Running Away
Tom Artrocker contemplates Armageddon, and the transport means to escape it
Artrockers,
Even an urbanite like myself occasionally feels the need to look at trees, listen to babbling brooks and skim stones across the waves. In order to satisfy this desire we go on holidays. For others the desire seems so overwhelming that they actually buy a second home, away from the sturm und drang of city life. Others buy boats, some even buy planes. And while they may tell themselves that they're doing this for fun / because the can afford it / in order to look at trees I perceive a deeper, darker reason, so deep that they aren't even aware of it themselves - Escape. That's escape as in the need to flee. Why buy an additional home, equip it, pay the poll tax, install security just to spend a few weeks of the year there? Well, maybe some will say it's an investment, a hedge against hard times to come, which is of course true, but why does it have to be in a field?If it's all about long term investment I'd recommend buying your second home in London with it's ever spiralling prices maintaining the national house price average at an artificial high.
I believe that the need for a second home in the country displays a subconscious knowledge that sooner or later it's all going to go pear-shaped in the city, that the great unwashed will, at some point, realise what a bunch of soft gets they've been for allowing the establishment to get away with treating them like crap for so long, sharpen up the dripping knives and head out looking for blood. Or terrorists will let off a dirty bomb, or maybe the city will be drowned in the flood. Deep down they know that one of these scenarios will happen, so it's important to have somewhere to run to when it does. And what about the boat owners? Well, the endless marinas that now blight our coast are testament to the fact that this bunch aren't taking any chances, when the nasty comes down they'll be heading out to sea where the sans-cullottes can't follow. The boat sits, fuelled up and pointing out to sea, waiting for Armageddon.
Of course all those charlies who bought narrow boats the better to cruise that canals have fatally misread the signs, there's no escape for a boat that can't take to the sea, just cruising round and round in circles 'til the plague, or the boredom gets you.

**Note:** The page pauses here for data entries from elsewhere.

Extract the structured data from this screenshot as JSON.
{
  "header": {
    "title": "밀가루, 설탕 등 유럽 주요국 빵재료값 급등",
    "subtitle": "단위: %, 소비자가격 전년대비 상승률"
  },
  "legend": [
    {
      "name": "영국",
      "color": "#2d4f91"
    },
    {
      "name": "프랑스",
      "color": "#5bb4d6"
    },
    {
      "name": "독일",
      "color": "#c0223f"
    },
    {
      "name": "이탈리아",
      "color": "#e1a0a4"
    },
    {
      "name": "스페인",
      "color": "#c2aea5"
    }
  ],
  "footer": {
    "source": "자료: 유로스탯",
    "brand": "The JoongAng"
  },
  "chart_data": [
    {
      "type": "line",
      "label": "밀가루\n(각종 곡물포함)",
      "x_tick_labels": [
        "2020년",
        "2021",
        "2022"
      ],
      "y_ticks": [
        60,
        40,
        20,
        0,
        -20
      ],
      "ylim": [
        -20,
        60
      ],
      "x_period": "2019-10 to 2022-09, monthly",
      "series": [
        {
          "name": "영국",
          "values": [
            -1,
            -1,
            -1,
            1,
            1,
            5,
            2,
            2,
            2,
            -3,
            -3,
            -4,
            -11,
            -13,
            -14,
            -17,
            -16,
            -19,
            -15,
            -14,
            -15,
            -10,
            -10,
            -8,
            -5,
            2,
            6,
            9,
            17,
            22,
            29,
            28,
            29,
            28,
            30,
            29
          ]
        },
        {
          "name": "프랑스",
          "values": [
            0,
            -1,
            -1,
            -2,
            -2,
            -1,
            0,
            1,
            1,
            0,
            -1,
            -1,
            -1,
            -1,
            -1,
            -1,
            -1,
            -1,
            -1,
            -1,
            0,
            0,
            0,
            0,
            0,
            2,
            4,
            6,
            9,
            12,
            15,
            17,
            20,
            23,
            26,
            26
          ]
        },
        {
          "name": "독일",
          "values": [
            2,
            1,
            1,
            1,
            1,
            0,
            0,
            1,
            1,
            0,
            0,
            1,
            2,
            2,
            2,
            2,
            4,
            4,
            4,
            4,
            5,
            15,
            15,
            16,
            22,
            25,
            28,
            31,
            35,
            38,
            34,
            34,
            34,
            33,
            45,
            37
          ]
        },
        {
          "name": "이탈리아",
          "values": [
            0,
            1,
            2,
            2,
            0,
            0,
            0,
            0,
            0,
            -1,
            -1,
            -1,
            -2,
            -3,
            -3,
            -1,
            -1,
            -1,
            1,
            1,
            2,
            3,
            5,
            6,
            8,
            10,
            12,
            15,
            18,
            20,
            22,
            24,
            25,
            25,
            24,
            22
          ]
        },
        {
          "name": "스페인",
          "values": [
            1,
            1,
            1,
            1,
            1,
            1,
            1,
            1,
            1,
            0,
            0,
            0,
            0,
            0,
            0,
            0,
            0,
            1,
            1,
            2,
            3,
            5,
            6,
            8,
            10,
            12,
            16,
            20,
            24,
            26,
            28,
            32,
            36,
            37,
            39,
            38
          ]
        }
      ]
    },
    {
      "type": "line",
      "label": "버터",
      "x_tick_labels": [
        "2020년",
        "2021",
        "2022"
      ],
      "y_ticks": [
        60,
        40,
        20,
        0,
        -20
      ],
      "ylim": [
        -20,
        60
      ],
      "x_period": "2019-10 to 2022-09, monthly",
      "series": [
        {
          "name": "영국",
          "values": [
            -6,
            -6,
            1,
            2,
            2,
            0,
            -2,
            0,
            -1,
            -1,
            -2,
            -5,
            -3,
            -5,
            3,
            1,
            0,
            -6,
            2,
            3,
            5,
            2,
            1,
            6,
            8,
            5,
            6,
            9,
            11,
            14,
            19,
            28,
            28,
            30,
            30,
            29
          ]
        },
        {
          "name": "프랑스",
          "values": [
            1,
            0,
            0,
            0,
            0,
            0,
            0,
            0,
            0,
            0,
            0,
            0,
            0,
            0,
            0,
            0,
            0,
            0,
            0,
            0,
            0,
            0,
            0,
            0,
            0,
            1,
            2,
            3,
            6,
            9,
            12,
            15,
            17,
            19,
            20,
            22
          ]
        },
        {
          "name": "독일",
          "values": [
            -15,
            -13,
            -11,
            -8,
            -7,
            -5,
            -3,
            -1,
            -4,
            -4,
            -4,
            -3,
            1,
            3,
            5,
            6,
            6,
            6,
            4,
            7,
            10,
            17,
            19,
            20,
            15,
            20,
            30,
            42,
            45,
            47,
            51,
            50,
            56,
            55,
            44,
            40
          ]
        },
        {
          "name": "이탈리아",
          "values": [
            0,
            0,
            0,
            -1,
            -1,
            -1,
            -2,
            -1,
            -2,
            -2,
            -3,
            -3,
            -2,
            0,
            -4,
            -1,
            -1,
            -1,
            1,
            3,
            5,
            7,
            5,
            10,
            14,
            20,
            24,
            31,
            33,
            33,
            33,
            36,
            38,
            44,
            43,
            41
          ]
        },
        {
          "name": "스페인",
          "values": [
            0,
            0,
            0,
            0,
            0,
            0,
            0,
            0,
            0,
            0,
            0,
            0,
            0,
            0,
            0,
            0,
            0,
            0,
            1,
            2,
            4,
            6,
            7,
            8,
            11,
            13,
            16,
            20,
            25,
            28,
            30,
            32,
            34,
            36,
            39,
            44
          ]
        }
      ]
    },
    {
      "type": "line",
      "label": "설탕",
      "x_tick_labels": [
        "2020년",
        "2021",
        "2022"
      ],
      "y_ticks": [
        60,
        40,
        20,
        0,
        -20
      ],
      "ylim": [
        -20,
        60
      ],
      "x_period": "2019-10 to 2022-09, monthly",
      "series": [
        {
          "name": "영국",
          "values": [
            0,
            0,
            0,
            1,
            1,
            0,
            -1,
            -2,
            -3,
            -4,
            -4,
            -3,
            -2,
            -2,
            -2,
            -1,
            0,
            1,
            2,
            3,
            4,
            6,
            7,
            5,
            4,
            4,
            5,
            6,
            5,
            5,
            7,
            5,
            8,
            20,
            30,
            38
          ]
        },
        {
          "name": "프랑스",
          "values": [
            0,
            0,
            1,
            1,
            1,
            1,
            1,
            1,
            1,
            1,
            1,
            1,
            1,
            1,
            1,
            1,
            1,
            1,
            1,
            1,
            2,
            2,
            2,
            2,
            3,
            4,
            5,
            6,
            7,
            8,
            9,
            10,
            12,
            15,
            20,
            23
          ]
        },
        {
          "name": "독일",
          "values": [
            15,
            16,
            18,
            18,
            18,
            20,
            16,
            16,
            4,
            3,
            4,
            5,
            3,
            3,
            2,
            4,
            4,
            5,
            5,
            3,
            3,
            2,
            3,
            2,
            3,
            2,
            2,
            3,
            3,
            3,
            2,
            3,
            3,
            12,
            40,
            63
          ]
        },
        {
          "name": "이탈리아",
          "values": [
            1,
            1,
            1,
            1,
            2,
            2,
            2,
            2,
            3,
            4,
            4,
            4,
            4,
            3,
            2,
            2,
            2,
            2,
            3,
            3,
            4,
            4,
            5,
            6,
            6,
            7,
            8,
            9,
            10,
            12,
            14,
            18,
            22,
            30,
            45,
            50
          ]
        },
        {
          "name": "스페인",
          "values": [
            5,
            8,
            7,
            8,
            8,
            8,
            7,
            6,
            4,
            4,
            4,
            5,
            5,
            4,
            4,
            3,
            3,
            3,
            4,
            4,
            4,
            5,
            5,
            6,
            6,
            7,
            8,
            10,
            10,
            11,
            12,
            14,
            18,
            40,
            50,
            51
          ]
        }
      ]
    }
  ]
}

Holders of pilots licenses and the owners of private planes are taking no chances - when the balloon goes up so will they.
The most extreme case of Escape Syndrome (I thought of it, I can name it) though resides with the super-rich who's antenna for the apocalypse is particularly well developed - not for them the country home or boat, you see they know that it isn't going to be restricted to the cities, it will be planet-wide. So where do you escape to then? Don't worry, they're on the case, led by super-super rich person Richard Branson (who's escape gene is so well developed he bought himself an island...or two) they'll be leaving the planet. That's right. You think all this creating craft to leave our atmosphere is for fun? Do you think it's the old hippy looking to make money from space tourism? Think again, it's an escape pod for people with the cash to pay for it.
And they're packing their bags right now.